LONDRA, 10 marzo (Reuters) - L'Europa dell'Est sta fronteggiando una recessione pesante, ma le economie dell'ex blocco sovietico non sono a rischio di collasso.

E' il pensiero del numero uno della Banca Europea per la Ricostruzione e lo Sviluppo (Bers), Thomas Mirow, contenuto in un discorso tenuto alla London School of Economics.

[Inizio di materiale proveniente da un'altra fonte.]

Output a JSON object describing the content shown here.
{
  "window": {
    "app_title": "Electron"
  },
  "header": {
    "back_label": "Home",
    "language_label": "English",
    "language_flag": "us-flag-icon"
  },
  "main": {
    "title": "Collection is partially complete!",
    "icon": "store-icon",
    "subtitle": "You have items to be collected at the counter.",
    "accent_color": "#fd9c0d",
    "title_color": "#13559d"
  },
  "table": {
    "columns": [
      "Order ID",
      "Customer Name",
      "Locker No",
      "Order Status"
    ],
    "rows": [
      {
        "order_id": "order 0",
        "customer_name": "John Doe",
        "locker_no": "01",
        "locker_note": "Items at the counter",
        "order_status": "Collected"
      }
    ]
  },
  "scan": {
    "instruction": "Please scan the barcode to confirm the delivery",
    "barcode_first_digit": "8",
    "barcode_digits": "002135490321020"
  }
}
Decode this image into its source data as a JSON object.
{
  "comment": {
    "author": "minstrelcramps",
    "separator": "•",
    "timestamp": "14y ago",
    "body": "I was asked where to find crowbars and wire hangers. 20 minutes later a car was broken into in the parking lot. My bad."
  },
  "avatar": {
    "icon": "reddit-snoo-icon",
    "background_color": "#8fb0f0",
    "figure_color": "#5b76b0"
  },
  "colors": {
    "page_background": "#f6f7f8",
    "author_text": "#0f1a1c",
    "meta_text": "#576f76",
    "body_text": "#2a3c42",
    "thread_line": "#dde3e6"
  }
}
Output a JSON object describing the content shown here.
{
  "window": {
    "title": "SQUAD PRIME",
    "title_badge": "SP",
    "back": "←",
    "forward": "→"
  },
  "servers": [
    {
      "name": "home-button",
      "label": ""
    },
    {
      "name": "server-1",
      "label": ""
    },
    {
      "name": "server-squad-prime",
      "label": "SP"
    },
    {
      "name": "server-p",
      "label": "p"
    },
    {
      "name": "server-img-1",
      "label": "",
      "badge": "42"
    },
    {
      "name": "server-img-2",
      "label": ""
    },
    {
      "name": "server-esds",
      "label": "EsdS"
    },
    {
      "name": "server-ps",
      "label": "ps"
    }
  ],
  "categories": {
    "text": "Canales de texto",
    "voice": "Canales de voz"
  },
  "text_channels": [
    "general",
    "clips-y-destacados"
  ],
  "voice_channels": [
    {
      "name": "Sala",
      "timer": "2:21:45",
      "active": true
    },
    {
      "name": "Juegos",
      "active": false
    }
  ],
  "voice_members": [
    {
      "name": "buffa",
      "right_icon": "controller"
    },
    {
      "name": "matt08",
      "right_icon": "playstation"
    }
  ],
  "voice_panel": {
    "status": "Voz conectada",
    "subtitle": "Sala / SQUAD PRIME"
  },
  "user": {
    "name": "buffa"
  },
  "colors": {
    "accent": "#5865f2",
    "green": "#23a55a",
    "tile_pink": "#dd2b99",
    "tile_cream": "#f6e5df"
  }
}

"Il processo di riassestamento sarà piuttosto doloroso e metterà a dura prova la forza dei Paesi coinvolti... Ma questa non è una crisi che ha portato a una corsa a ritirare i risparmi in banca o caratterizzata da default sovrani. La performance economica nella maggior parte dei Paesi dell'Europa non è più debole, anzi spesso è più forte, rispetto a quella dell'Europa occidentale", ha detto Mirow.

Il presidente della Bers ha sottolineato che i fondamentali economici solidi di quest'area aiuteranno la ripresa, ma ha aggiunto che il ritorno a tassi di crescita del 5-7% non avverrà nel breve termine.

Mirow ha indicato l'Ucraina come la "maggiore fonte di preoccupazione nella regione", dicendo che il Paese fronteggia "una serie di problemi".

Il numero uno della Bers ha evidenziato come Polonia e Ungheria siano in posizione migliore perché fanno parte dell'Ue.

La Bers ha unito le forze con il Fmi e la Banca Mondiale per lanciare un programma di prestiti da 24,5 miliardi di euro a supporto dell'Europa centro-orientale.